Des perspectives suisses en 10 langues

«La Suisse est un pays profondément divisé»

Actuellement, environ un cinquième de la population de Suisse est étrangère. Keystone

Le vote du 9 février sur l’établissement de contingents pour les immigrés a révélé une profonde division de la Suisse en matière d’identité nationale, selon Siljy Häusermann. La politologue considère que le système de consensus qui caractérise la politique suisse est en danger. Interview.

Publiée jeudi, l’analyse Vox de l’Institut gfs.bern et de l’Université de Genève montre que l’Union démocratique du centre (UDC / droite conservatrice) a particulièrement bien réussi à mobiliser les mécontents et les indécis lors du vote du 9 février. Cette mobilisation a probablement fait pencher la balance en faveur du «oui» à son initiative «Contre l’immigration de masse».

L’UDC a eu la capacité de faire de ce vote sur l’immigration un acte d’expression de l’identité, analyse Siljy Häussermann, politologue et professeure de politique suisse et d’économie politique comparée à l’Université de Zurich.

swissinfo.ch: Avant d’en arriver aux détails, qu’est-ce qui vous a le plus surpris dans cette analyse des résultats?

Siljy Häussermann: Le paradoxe, c’est à quel point les résultats sont peu surprenants. Après le vote, il y a eu beaucoup de spéculations sur le fait que la ligne de fracture était cette fois un peu différente que lors des initiatives précédentes de l’UDC, par exemple l’initiative contre les minarets ou celle pour le renvoi des criminels étrangers. On disait même que des partisans du «oui» provenaient du camp de la gauche. Mais cela ne colle pas. La ligne de fracture est exactement la même, c’est-à-dire entre ceux qui veulent une Suisse ouverte et ceux qui penchent plus dans le sens d’une fermeture.

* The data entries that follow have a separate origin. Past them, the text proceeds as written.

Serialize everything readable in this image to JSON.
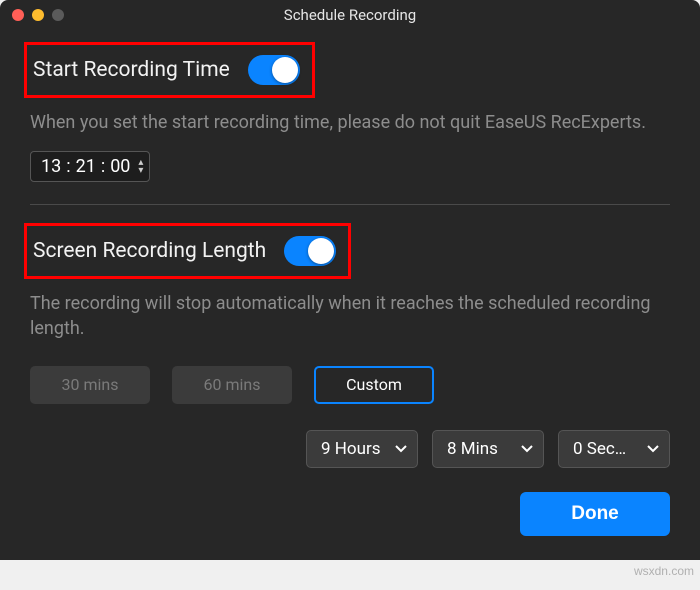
{
  "window": {
    "title": "Schedule Recording"
  },
  "start": {
    "label": "Start Recording Time",
    "toggle_on": true,
    "hint": "When you set the start recording time, please do not quit EaseUS RecExperts.",
    "time": {
      "hh": "13",
      "mm": "21",
      "ss": "00"
    }
  },
  "length": {
    "label": "Screen Recording Length",
    "toggle_on": true,
    "hint": "The recording will stop automatically when it reaches the scheduled recording length.",
    "presets": {
      "p30": "30 mins",
      "p60": "60 mins",
      "custom": "Custom",
      "selected": "custom"
    },
    "custom": {
      "hours": "9 Hours",
      "mins": "8 Mins",
      "secs": "0 Sec…"
    }
  },
  "footer": {
    "done": "Done"
  },
  "watermark": "wsxdn.com"
}
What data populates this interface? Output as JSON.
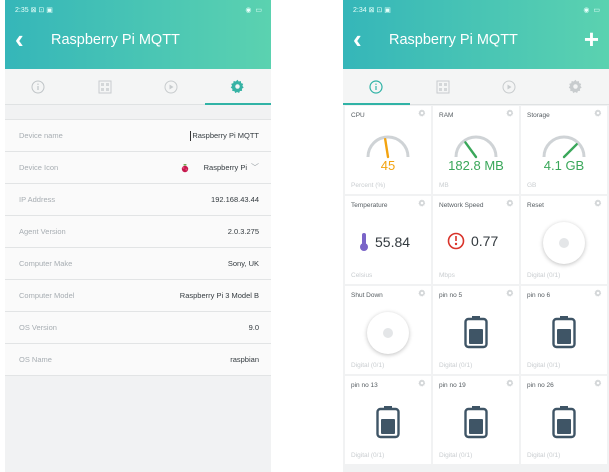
{
  "left": {
    "status": {
      "time": "2:35",
      "icons_left": "⊠ ⊡ ▣",
      "icons_right": "◉ ▭"
    },
    "title": "Raspberry Pi MQTT",
    "tabs": [
      "info",
      "grid",
      "play",
      "settings"
    ],
    "active_tab": "settings",
    "rows": [
      {
        "label": "Device name",
        "value": "Raspberry Pi MQTT"
      },
      {
        "label": "Device Icon",
        "value": "Raspberry Pi"
      },
      {
        "label": "IP Address",
        "value": "192.168.43.44"
      },
      {
        "label": "Agent Version",
        "value": "2.0.3.275"
      },
      {
        "label": "Computer Make",
        "value": "Sony, UK"
      },
      {
        "label": "Computer Model",
        "value": "Raspberry Pi 3 Model B"
      },
      {
        "label": "OS Version",
        "value": "9.0"
      },
      {
        "label": "OS Name",
        "value": "raspbian"
      }
    ]
  },
  "right": {
    "status": {
      "time": "2:34",
      "icons_left": "⊠ ⊡ ▣",
      "icons_right": "◉ ▭"
    },
    "title": "Raspberry Pi MQTT",
    "add_label": "+",
    "active_tab": "info",
    "cards": [
      {
        "name": "CPU",
        "value": "45",
        "unit": "Percent (%)",
        "gauge_level": 0.45,
        "kind": "gauge",
        "color": "#f3a30f"
      },
      {
        "name": "RAM",
        "value": "182.8 MB",
        "unit": "MB",
        "gauge_level": 0.3,
        "kind": "gauge",
        "color": "#3aa75a"
      },
      {
        "name": "Storage",
        "value": "4.1 GB",
        "unit": "GB",
        "gauge_level": 0.75,
        "kind": "gauge",
        "color": "#3aa75a"
      },
      {
        "name": "Temperature",
        "value": "55.84",
        "unit": "Celsius",
        "kind": "temp"
      },
      {
        "name": "Network Speed",
        "value": "0.77",
        "unit": "Mbps",
        "kind": "speed"
      },
      {
        "name": "Reset",
        "unit": "Digital (0/1)",
        "kind": "knob"
      },
      {
        "name": "Shut Down",
        "unit": "Digital (0/1)",
        "kind": "knob"
      },
      {
        "name": "pin no 5",
        "unit": "Digital (0/1)",
        "kind": "batt"
      },
      {
        "name": "pin no 6",
        "unit": "Digital (0/1)",
        "kind": "batt"
      },
      {
        "name": "pin no 13",
        "unit": "Digital (0/1)",
        "kind": "batt"
      },
      {
        "name": "pin no 19",
        "unit": "Digital (0/1)",
        "kind": "batt"
      },
      {
        "name": "pin no 26",
        "unit": "Digital (0/1)",
        "kind": "batt"
      }
    ]
  },
  "colors": {
    "header_start": "#35b6b9",
    "header_end": "#5bd2b0",
    "accent": "#30b3a6",
    "temp_icon": "#7a64c8",
    "speed_icon": "#d9332a"
  }
}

swissinfo.ch: Le résultat du 9 février relève presque du hasard tant les deux camps sont au coude-à-coude. Existe-t-il un risque de perte de la cohésion sociale de la Suisse ou d’une déchirure intérieure?

S. H. : Oui, ce danger existe. La Suisse se voit comme un pays orienté vers le consensus et la modération, mais cette perception n’est plus vraie depuis longtemps. Ce qui était esquissé déjà depuis 10 ans est apparu au grand jour le 9 février: la Suisse est un pays profondément divisé. Il y a deux conceptions fondamentalement différentes par rapport à ce que ce pays est ou devrait être. Va-t-il bien parce qu’il est ouvert ou parce qu’il est fermé? Cette polarisation entre deux grands camps est bien plus forte que dans d’autres pays européens qui connaissent aussi l’immigration.

Pour la Suisse, c’est un problème particulièrement grave, car tout son système politique repose sur l’équilibre et le consensus. Or parvenir à ce consensus s’avère de plus en plus difficile. Le gouvernement n’arrive pas à s’entendre, pas plus que le Parlement et les partenaires sociaux.

Or si ceux-ci ne parviennent pas à un accord, la démocratie directe entre en jeu avec des initiatives et des référendums. C’est tout le paradoxe de la démocratie directe: une utilisation plus intensive de la démocratie directe montre que le système fonctionne mal, parce qu’aucun compromis n’a été trouvé. Dès lors, les questions politiques ne sont plus tranchées qu’avec un schéma noir-blanc, car la démocratie directe ne permet rien d’autre. Et comme dans le cas du vote du 9 février, il y a des décisions qui sont dues au hasard. Cela donne à la politique une grande incertitude qui a des effets négatifs, en particulier pour l’économie.

Silja Häusermann

swissinfo.ch: L’UDC a réussi à mobiliser beaucoup d’indécis, de protestataires et de citoyens avec de faibles revenus et un niveau de formation peu élevé et dont le vote a peut-être été décisif. Qu’est-ce que les autres partis, associations et organisations, jusqu’au Conseil fédéral lui-même, peuvent encore apprendre de l’UDC?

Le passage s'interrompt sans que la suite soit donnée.